Quel projet pour la ville ?
Le cas de Toulouse
p. 385-394
Texte intégral
1Le Projet de Ville pour Toulouse intitulé L'ambition d'une ville forte, l'équilibre d'une ville douce1 a paru en janvier 1993. Ce Projet marque la volonté de renouer ici comme ailleurs avec les exercices de planification physique. Les villes ne sont d'ailleurs pas les seules à se mobiliser pour réaliser des documents portant sur leur avenir. Ce regain d'intérêt pour les exercices de prospective est également perceptible au niveau des agglomérations, des régions et à travers le lancement des grands chantiers d'aménagement du territoire. Toulouse, son agglomération, sa région n'échappent pas à ce mouvement ; au début des années 1990, plusieurs documents de planification territoriale sont entrés en révision :
En 1991, le Syndicat Mixte d'Études en vue de la Révision du Schéma Directeur de l'Agglomération Toulousaine était créé. Le premier Schéma Directeur d'Aménagement et d'Urbanisme, prescrit en 1969, avait été élaboré en 1975 et approuvé en 1982. Mais avant même que ne soit engagée la procédure de révision, le Syndicat Mixte décidait de se doter d'un projet d'agglomération pour 2015. Les premières synthèses ont été consignées dans un rapport intermédiaire, Bilan et perspectives2 publié en décembre 1993 ;
À partir de 1992, des équipes pluridisciplinaires ont livré leurs réflexions au cours d'un nouvel exercice de prospective pour la mise en œuvre du contrat de Plan État-Région 1994-1998 ;
En 1993, le Plan d'Occupation des Sols (pos) de Toulouse, publié en 1979, faisait l'objet d'une cinquième révision. À cette occasion, la Ville se dotait du projet urbain dont il est ici question et qui est la première initiative de ce genre menée par la municipalité.
2Ces mises en chantier successives, et la liste fournie n'a rien d'exhaustif, traduisent assez bien le besoin de prévision ; elles sont aussi des moments privilégiés où constats et bilans sont dressés et où se dessinent de nouvelles perspectives. Ce d'autant que le cadre urbain sur lequel portent ces projets est notablement différent de celui de la période antérieure, surtout dans les métropoles régionales. Partout les agglomérations se sont dilatées en prenant leurs aises dans les espaces ruraux les environnant. La croissance n'a pas été qu'extensive, certaines communes proches de celle qui est géographiquement la plus centrale, participent aujourd'hui largement au fonctionnement économique des aires métropolitaines. Des centralités d'une nature différente de celle traditionnelle et toujours réelle de la ville-centre y apparaissent. Dans ce nouveau contexte, qu'il faut préciser, l'analyse d'un projet urbain "porté" par la commune-centre n'est pas sans intérêt. Il s'agira alors d'y déceler comment la ville-centre souhaite s'affirmer face à la croissance multiforme des périphéries mais aussi se positionner à l'heure où un projet d'aménagement à l'échelle de l'agglomération est en cours d'élaboration.

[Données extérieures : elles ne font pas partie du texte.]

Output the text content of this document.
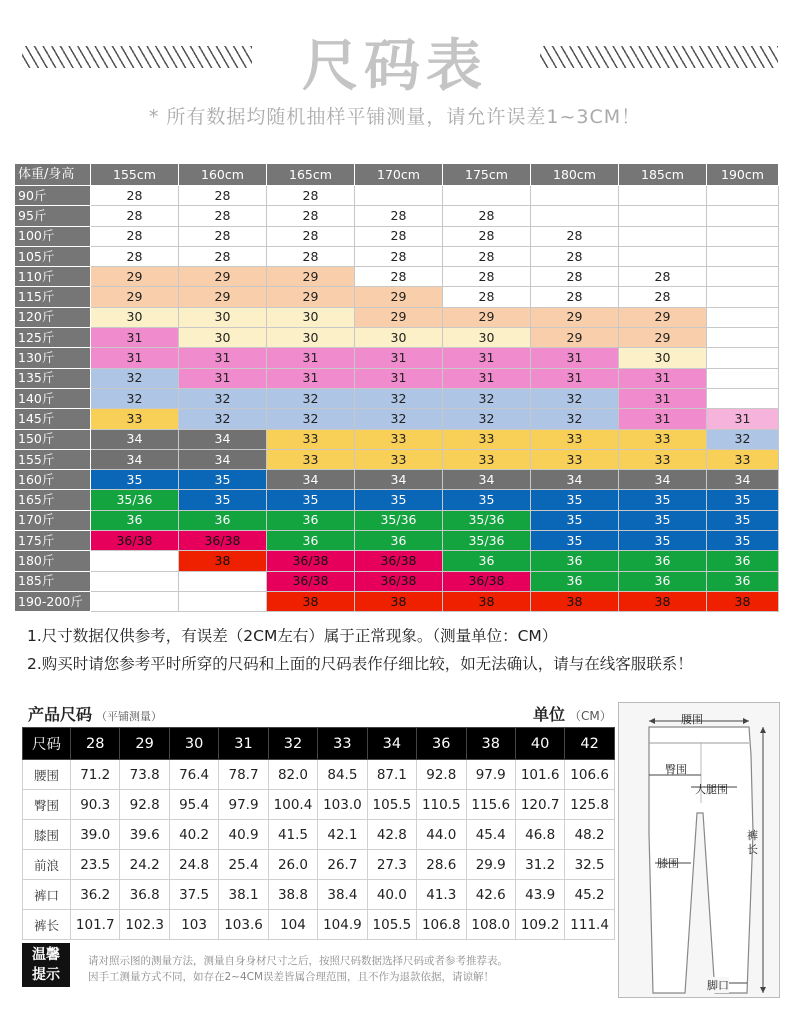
尺码表
* 所有数据均随机抽样平铺测量，请允许误差1~3CM！
体重/身高	155cm	160cm	165cm	170cm	175cm	180cm	185cm	190cm
90斤	28	28	28					
95斤	28	28	28	28	28			
100斤	28	28	28	28	28	28		
105斤	28	28	28	28	28	28		
110斤	29	29	29	28	28	28	28	
115斤	29	29	29	29	28	28	28	
120斤	30	30	30	29	29	29	29	
125斤	31	30	30	30	30	29	29	
130斤	31	31	31	31	31	31	30	
135斤	32	31	31	31	31	31	31	
140斤	32	32	32	32	32	32	31	
145斤	33	32	32	32	32	32	31	31
150斤	34	34	33	33	33	33	33	32
155斤	34	34	33	33	33	33	33	33
160斤	35	35	34	34	34	34	34	34
165斤	35/36	35	35	35	35	35	35	35
170斤	36	36	36	35/36	35/36	35	35	35
175斤	36/38	36/38	36	36	35/36	35	35	35
180斤		38	36/38	36/38	36	36	36	36
185斤			36/38	36/38	36/38	36	36	36
190-200斤			38	38	38	38	38	38
1.尺寸数据仅供参考，有误差（2CM左右）属于正常现象。（测量单位：CM）
2.购买时请您参考平时所穿的尺码和上面的尺码表作仔细比较，如无法确认，请与在线客服联系！
产品尺码 （平铺测量）	单位 （CM）
尺码	28	29	30	31	32	33	34	36	38	40	42
腰围	71.2	73.8	76.4	78.7	82.0	84.5	87.1	92.8	97.9	101.6	106.6
臀围	90.3	92.8	95.4	97.9	100.4	103.0	105.5	110.5	115.6	120.7	125.8
膝围	39.0	39.6	40.2	40.9	41.5	42.1	42.8	44.0	45.4	46.8	48.2
前浪	23.5	24.2	24.8	25.4	26.0	26.7	27.3	28.6	29.9	31.2	32.5
裤口	36.2	36.8	37.5	38.1	38.8	38.4	40.0	41.3	42.6	43.9	45.2
裤长	101.7	102.3	103	103.6	104	104.9	105.5	106.8	108.0	109.2	111.4
温馨提示
请对照示图的测量方法，测量自身身材尺寸之后，按照尺码数据选择尺码或者参考推荐表。
因手工测量方式不同，如存在2~4CM误差皆属合理范围，且不作为退款依据，请谅解！
腰围
臀围
大腿围
膝围
裤长
脚口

le contexte de l'établissement du Projet de Ville
1. L'espace du projet, une position de ville-centre encore très active
3Au sein des aires urbanisées, le territoire de la ville-centre revêt une importance particulière. Espace singulier, il est celui qui est le plus anciennement urbanisé et celui qui a contenu durablement les équipements nécessaires à la vie de l'agglomération ou de la région. Il abrite aussi le centre-ville qui est, tant symboliquement que réellement, la référence commune à l'ensemble des habitants de l'aire urbanisée.
4Ces caractéristiques propres aux espaces centraux se vérifient d'autant mieux dans la commune de Toulouse que celle-ci dispose d'un vaste territoire (12 000 hectares). Cette étendue lui a permis de garder en son sein les développements universitaires des années 1960, de lancer à la même époque une opération de type "ville nouvelle" (le Mirail) ou encore de réaliser à la fin des années 1980 un anneau de voies rapides sur son seul espace alors que d'autres villes pour s'étendre et s'équiper mobilisaient des territoires communaux adjacents. L'accumulation qui s'y réalise en fait bien un appareil majeur et essentiel de l'organisme urbain.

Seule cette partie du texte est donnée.